Print defects take endless forms, and enumerating defect samples is nearly impossible. DaoAI APDT flips the approach—learn only good samples and treat any deviation as suspect—so it can go live fast even when samples are scarce.
A home-appliance plant prints brand logos, model silkscreens and safety marks on panels and housings. One line serves multiple brands and regional variants, so plates and text content change often. Print defects are highly divergent: double-print, broken-print, missing strokes, ink smearing, position drift, uneven density—many only a few tenths of a millimeter, easily missed by human eyes under fast takt.
Supervised methods demand ample samples for every defect class, but print defects are sporadic and infinitely varied—impossible to enumerate; and every plate change means rebuilding samples and models, making go-live slow and maintenance heavy. The plant needed an approach insensitive to sample count that could restore inspection capability quickly after each changeover.
DaoAI solution: APDT positive-sample learning defines the standard from 1–20 good samples
DaoAI uses APDT positive-sample learning, establishing a baseline from just 1–20 well-printed good samples; the system automatically learns the normal form of character strokes, logo contours and ink distribution. Any double-print, broken-print or missing stroke that deviates from the good sample is flagged as a defect—no defect samples required in advance.
- APDT goes live on just 1–20 good samples, no defect samples needed, rebuilding the baseline fast after a plate change
- Reliably catches double-print, broken-print, missing strokes, ink smearing and position drift
- Inspection throughput rises over 40% versus manual, with in takt full inspection no longer reliant on human eyes
- Changeover is zero-code, so line operators can switch baselines themselves
No need to predict what a defect looks like—if it doesn't look like a good sample, it gets stopped.
After go-live the printing station achieves full inspection within takt, and high-frequency defects like double-print and missing strokes are reliably caught before shipment. Changeover shifted from engineer-dependent tuning to fast on site switching, inspection throughput rose over 40% versus the prior manual process, and brand print consistency improved markedly.
FAQ
How does DaoAI APDT solve the problem of scarce samples for printing defects?

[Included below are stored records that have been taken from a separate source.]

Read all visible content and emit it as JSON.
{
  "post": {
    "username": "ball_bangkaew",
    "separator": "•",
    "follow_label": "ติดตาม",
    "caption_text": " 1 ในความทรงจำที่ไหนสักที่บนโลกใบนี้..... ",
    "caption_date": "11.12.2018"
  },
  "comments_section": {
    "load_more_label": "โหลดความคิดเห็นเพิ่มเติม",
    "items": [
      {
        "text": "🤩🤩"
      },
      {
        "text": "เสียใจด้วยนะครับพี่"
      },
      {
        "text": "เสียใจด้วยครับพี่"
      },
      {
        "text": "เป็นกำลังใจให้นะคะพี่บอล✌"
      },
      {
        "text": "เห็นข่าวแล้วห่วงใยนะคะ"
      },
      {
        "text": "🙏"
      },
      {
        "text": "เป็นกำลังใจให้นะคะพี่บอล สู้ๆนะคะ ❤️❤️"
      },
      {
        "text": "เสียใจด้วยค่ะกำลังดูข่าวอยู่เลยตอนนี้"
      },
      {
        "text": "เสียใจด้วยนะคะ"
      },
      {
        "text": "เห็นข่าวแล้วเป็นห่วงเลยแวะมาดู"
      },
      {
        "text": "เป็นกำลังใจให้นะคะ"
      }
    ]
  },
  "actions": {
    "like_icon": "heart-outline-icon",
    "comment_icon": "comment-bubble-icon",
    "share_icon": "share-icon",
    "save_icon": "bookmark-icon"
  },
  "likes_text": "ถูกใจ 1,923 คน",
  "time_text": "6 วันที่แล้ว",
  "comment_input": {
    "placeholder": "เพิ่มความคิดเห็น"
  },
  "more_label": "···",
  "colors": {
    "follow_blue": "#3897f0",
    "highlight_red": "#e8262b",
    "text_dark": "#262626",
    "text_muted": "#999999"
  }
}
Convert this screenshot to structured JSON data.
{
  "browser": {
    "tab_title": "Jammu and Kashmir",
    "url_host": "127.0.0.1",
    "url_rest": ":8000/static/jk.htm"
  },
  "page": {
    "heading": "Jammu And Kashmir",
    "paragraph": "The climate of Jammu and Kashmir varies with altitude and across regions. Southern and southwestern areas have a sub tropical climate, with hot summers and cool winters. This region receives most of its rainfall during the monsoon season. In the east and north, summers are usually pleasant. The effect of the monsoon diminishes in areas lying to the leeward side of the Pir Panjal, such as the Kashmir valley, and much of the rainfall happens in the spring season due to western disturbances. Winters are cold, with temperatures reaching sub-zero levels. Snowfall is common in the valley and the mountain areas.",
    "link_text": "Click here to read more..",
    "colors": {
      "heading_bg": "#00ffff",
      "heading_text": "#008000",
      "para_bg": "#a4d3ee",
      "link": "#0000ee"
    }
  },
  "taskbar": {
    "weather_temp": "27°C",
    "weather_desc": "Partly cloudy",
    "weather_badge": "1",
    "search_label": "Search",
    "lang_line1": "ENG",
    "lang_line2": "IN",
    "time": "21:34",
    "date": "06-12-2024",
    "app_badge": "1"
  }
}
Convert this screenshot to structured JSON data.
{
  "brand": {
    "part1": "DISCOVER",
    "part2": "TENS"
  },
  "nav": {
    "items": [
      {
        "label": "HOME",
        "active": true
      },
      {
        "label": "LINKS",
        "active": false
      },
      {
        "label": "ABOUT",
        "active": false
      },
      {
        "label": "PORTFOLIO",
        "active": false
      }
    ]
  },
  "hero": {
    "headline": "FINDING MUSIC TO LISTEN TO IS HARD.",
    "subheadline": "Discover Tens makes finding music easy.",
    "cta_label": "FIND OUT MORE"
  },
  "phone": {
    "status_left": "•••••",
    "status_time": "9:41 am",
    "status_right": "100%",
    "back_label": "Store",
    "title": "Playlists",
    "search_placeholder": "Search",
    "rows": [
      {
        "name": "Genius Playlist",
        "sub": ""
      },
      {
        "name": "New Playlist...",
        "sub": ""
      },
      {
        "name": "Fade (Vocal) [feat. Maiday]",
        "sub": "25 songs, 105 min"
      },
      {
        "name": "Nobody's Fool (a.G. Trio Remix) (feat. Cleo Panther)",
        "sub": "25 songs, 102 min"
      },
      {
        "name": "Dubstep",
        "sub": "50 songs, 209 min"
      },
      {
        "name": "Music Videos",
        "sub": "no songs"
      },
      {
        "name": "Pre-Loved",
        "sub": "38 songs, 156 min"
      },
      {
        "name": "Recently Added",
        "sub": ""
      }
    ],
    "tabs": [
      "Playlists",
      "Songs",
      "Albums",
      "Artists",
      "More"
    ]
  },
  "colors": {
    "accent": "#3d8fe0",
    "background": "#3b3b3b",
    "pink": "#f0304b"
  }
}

DaoAI APDT uses positive sample learning. Only 1-20 good printed products are needed to establish a detection benchmark. Any deviation from the good products is regarded as suspicious, eliminating the need to exhaustively list defect samples and enabling rapid launch even with scarce samples.
What are the advantages of APDT compared with traditional supervised methods?
Traditional methods require collecting sufficient samples for each type of defect, and need to redo samples and models when changing versions, resulting in slow launch and heavy maintenance. APDT is insensitive to samples, allows 0-code operation when changing versions, can quickly restore detection ability, and improves efficiency by over 40%.
What printing defects can APDT detect?
APDT can stably identify printing defects such as double-printing, broken-printing, missing strokes, ink trailing, position offset, and uneven color. It enables full inspection within the production cycle at the printing station and effectively intercepts high-frequency defects.